Rasulullah SAW menjadikan kerja sebagai aktualisasi keimanan dan ketakwaan. Rasul bekerja bukan untuk menumpuk kekayaan duniawi. Beliau bekerja untuk meraih keridaan Allah SWT.
Suatu hari Rasulullah SAW berjumpa dengan Sa'ad bin Mu'adz Al-Anshari. Ketika itu Rasul melihat tangan Sa'ad melepuh, kulitnya gosong kehitam-hitaman seperti terpanggang matahari. "Kenapa tanganmu?," tanya Rasul kepada Sa'ad.
"Wahai Rasulullah," jawab Sa'ad, "Tanganku seperti ini karena aku mengolah tanah dengan cangkul itu untuk mencari nafkah keluarga yang menjadi tanggunganku".
Seketika itu beliau mengambil tangan Sa'ad dan menciumnya seraya berkata, "Inilah tangan yang tidak akan pernah disentuh api neraka".
Dalam kisah lain disebutkan bahwa ada seseorang yang berjalan melalui tempat Rasulullah SAW. Orang tersebut sedang bekerja dengan sangat giat dan tangkas.
Para sahabat kemudian bertanya, "Wahai Rasulullah, andaikata bekerja semacam orang itu dapat digolongkan jihad fi sabilillah, maka alangkah baiknya."
Mendengar itu Rasul pun menjawab, "Kalau ia bekerja untuk menghidupi anak-anaknya yang masih kecil, itu adalah fi sabilillah; kalau ia bekerja untuk menghidupi kedua orangtuanya yang sudah lanjut usia, itu adalah fi sabilillah; kalau ia bekerja untuk kepentingan dirinya sendiri agar tidak meminta-minta, itu juga fi sabilillah." (HR Ath-Thabrani).
Bekerja adalah manifestasi amal saleh. Bila kerja itu amal saleh, maka kerja adalah ibadah. Dan bila kerja itu ibadah, maka kehidupan manusia tidak bisa dilepaskan dari kerja. Bukankah Allah SWT menciptakan manusia untuk beribadah kepada-Nya?

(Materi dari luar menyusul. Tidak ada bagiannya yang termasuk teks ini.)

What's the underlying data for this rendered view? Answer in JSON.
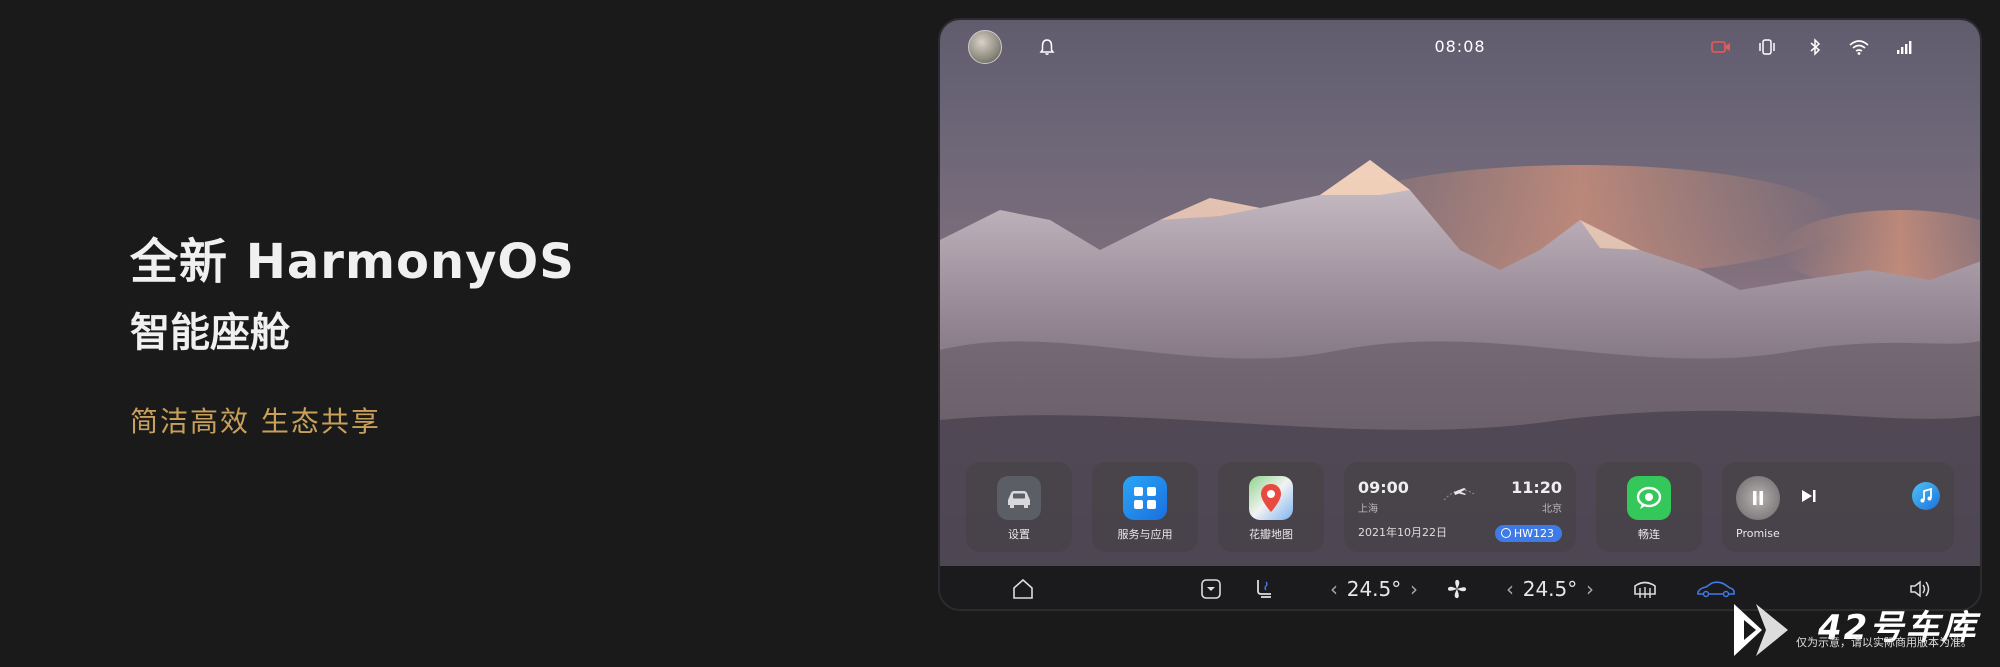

Tidak berlebihan bila keberadaan seorang manusia ditentukan oleh aktivitas kerjanya. Allah SWT berfirman, "Sesungguhnya Allah tidak akan mengubah nasib manusia sebelum mereka mengubah apa yang ada pada dirinya. (QS Ar-Ra'd [13]: 11).
Dalam ayat lain diungkapkan pula bahwa seorang manusia tidak akan memperoleh selain apa yang telah diusahakannya (QS Al-Najm [53]: 39).
Kisah di awal menggambarkan betapa besarnya penghargaan Rasulullah SAW terhadap kerja. Kerja apapun itu selama tidak menyimpang dari aturan yang ditetapkan agama. Demikian besarnya penghargaan beliau, sampai-sampai dalam kisah pertama, manusia teragung ini "rela" mencium tangan Sa'ad bin Mu'adz Al-Anshari yang melepuh lagi gosong. Rasulullah SAW, dalam dua kisah tersebut, memberikan motivasi pada umatnya bahwa bekerja adalah perbuatan mulia dan termasuk bagian dari jihad.
Rasulullah SAW adalah sosok yang selalu berbuat sebelum beliau memerintahkan para sahabat untuk melakukannya. Hal ini sesuai dengan tugas beliau sebagai ushwatun hasanah; teladan yang baik bagi seluruh manusia. Maka saat kita berbicara tentang etos kerja islami, maka beliaulah orang yang paling pantas menjadi rujukan. Dan berbicara tentang etos kerja Rasulullah SAW sama artinya dengan berbicara bagaimana beliau menjalankan peran-peran dalam hidupnya.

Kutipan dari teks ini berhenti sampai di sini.